The bill follows an announcement earlier this year by California officials that set a goal of 70 hydrogen fueling stations by 2016.
Hydrogen stations could be just the thing to jump-start hydrogen's viability as an automotive fuel.
While fuel cell cars generally have longer ranges than plug-in cars--300 miles or more--drivers today often have to travel 20 to 40 miles just find a place to fill up.
In 2012, just 27 hydrogen fueling stations were built worldwide. In that context, California's plan is ambitious.
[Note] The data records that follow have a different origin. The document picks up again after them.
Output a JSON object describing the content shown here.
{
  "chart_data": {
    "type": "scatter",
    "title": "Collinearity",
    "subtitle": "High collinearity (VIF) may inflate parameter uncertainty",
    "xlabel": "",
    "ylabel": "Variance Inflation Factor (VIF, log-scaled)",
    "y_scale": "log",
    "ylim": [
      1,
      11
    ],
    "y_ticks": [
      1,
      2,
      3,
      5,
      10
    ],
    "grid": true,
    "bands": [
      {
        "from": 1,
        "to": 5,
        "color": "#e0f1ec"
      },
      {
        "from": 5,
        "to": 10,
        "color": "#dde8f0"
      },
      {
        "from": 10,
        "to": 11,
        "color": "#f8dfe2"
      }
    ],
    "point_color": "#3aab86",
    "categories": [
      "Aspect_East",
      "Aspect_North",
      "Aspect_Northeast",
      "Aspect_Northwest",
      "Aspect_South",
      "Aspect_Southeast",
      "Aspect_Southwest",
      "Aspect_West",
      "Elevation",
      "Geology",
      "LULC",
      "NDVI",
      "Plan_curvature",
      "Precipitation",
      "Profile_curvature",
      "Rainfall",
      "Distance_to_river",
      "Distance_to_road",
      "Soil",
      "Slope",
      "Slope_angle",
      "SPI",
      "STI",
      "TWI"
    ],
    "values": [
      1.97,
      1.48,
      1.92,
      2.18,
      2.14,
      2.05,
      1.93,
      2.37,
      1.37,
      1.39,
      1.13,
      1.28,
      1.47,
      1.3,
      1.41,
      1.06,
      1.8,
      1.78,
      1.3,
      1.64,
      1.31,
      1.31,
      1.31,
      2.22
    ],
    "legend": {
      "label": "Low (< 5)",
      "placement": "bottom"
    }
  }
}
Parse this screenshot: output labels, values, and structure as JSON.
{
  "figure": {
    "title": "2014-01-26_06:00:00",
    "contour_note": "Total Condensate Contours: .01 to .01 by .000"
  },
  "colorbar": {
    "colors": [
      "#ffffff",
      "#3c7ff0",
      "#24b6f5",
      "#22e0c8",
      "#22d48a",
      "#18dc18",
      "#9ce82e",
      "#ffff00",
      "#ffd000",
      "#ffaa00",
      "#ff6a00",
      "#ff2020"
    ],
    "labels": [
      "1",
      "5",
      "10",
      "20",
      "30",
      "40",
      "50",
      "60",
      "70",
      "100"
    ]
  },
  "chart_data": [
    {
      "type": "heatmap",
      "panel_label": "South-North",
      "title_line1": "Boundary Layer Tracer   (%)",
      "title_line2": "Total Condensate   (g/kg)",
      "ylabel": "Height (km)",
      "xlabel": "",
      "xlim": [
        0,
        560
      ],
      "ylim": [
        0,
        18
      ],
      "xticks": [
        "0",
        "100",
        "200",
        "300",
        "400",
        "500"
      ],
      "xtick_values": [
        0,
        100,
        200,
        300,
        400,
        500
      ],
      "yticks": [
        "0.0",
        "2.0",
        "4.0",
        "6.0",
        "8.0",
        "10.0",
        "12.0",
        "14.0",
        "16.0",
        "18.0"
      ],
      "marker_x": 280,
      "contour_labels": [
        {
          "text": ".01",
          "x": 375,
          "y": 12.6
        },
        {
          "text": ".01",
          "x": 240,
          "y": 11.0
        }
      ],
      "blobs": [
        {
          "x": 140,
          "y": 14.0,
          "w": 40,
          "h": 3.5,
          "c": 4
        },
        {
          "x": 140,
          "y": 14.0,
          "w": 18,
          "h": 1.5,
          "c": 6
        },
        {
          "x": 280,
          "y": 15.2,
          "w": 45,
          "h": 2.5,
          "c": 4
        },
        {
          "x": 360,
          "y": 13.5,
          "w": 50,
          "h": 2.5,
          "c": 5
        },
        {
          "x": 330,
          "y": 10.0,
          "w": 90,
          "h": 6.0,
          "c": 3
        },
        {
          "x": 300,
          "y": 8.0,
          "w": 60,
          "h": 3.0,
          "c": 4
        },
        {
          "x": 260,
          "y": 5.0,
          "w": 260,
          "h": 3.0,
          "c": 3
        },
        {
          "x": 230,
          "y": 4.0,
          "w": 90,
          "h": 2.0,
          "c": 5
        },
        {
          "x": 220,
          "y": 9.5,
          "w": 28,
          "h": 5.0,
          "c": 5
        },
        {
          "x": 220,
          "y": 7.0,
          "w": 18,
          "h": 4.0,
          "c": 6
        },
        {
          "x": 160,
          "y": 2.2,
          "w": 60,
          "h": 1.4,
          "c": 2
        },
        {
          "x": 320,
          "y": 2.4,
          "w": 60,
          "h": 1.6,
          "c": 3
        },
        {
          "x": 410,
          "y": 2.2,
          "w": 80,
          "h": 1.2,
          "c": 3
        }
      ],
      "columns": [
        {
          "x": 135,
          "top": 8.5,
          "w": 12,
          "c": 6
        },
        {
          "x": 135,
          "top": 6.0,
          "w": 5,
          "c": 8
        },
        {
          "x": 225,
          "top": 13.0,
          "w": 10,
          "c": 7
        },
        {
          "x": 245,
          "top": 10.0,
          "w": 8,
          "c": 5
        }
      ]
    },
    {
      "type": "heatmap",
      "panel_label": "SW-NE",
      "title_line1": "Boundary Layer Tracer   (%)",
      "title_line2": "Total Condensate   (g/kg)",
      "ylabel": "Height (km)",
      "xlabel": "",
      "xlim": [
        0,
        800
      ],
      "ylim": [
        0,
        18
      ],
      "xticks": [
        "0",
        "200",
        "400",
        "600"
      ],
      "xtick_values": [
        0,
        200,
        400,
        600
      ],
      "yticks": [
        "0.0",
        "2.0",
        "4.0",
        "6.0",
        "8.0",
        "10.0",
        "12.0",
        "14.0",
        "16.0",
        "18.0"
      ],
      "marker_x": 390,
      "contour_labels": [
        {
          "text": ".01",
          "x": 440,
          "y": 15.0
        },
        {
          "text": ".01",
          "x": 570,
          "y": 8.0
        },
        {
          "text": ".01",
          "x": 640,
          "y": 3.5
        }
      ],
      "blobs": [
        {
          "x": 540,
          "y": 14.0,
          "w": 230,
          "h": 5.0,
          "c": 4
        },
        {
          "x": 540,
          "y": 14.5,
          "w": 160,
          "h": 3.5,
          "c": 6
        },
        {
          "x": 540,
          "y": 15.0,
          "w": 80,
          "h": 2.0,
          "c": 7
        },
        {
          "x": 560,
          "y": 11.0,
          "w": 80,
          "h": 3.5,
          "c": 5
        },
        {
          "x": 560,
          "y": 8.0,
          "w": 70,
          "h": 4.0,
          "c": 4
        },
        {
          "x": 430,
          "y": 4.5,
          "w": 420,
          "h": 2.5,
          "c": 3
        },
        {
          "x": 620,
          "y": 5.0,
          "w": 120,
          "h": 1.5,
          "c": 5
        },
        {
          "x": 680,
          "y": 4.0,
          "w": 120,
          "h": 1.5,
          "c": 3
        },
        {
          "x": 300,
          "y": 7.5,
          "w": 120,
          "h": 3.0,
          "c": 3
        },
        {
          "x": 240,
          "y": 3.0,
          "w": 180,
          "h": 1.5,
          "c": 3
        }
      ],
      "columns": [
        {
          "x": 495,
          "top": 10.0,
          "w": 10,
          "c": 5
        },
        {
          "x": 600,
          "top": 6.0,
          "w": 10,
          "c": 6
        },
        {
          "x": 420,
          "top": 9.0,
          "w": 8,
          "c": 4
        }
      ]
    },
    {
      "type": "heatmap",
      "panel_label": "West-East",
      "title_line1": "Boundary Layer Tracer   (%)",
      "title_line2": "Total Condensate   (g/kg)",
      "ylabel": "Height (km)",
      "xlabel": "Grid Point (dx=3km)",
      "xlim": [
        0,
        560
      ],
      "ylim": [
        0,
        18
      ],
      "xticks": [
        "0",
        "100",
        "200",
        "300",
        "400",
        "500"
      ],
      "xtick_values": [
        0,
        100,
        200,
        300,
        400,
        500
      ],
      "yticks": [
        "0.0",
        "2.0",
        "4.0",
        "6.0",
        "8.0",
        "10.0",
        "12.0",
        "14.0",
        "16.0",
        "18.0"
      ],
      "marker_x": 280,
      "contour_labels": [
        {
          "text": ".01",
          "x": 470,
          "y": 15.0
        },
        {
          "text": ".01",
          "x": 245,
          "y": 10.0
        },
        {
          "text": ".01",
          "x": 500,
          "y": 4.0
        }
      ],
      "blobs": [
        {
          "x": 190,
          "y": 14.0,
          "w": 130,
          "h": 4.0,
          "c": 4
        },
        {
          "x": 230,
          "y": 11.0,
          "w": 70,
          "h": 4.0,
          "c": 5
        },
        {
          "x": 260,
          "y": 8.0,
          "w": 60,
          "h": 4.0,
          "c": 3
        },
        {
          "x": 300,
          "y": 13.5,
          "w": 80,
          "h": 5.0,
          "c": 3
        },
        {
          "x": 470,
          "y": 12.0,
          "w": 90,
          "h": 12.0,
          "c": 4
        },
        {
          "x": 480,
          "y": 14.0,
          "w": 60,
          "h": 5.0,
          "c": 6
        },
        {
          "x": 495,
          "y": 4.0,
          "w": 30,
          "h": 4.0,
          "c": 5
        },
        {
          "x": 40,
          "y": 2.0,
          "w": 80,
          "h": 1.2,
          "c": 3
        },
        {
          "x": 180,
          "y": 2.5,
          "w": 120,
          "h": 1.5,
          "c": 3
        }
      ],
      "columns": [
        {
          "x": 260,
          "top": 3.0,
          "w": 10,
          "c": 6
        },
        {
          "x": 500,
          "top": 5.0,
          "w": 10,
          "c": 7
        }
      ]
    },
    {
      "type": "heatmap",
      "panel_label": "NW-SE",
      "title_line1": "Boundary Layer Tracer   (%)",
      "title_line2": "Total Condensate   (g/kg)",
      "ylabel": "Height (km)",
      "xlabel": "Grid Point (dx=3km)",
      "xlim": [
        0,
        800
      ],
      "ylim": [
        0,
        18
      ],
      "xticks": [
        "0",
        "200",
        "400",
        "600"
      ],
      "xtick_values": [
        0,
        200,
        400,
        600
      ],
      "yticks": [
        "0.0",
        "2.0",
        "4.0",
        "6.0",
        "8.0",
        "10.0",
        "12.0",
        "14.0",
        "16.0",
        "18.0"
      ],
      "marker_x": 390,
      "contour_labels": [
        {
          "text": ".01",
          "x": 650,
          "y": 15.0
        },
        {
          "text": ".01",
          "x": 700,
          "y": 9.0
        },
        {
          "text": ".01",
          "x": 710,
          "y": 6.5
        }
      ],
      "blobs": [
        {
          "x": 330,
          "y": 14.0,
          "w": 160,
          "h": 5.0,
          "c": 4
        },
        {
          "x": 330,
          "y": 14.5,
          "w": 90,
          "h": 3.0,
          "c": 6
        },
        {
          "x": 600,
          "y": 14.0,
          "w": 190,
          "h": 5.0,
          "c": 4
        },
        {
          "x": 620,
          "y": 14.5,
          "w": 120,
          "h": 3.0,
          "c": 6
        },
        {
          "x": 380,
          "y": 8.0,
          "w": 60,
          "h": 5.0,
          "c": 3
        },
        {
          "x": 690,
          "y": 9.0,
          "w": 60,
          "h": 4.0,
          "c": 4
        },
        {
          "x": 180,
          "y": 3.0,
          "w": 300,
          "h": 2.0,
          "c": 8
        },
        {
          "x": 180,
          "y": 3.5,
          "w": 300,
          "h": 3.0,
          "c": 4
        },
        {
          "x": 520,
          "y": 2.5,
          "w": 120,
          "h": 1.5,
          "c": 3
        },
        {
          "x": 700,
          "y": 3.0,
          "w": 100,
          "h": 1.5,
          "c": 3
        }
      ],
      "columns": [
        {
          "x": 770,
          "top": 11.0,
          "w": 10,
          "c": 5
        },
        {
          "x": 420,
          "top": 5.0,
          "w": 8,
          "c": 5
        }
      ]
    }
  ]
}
Toyota FCV-R concept, 2013 Frankfurt Auto Show
It's also ambitious in monetary terms. Hydrogen fueling stations today cost more than $1 million apiece to install, against less than $100,000 for public electric-car fast-charging stations.
Fuel-cell advocates may have to engage in serious political wrangling to expand the network beyond 100 stations--but the longer range of fuel-cell cars means that the initial stations can be widely spaced apart in the short term.
If nothing else, the rollout of California hydrogen stations will be well-timed.
Toyota has promised to launch a fuel cell vehicle by 2015, previewed by the updated FCV-R concept shown at the 2013 Frankfurt Auto Show.
Daimler, Ford, and Nissan-Renault are collaborating on the technology, with the first production car slated for 2017. General Motors and Honda too are collaborating on fuel cells, with production cars scheduled to appear around 2020.
When those cars are ready, there should be at least a few places in California for drivers to fill them up.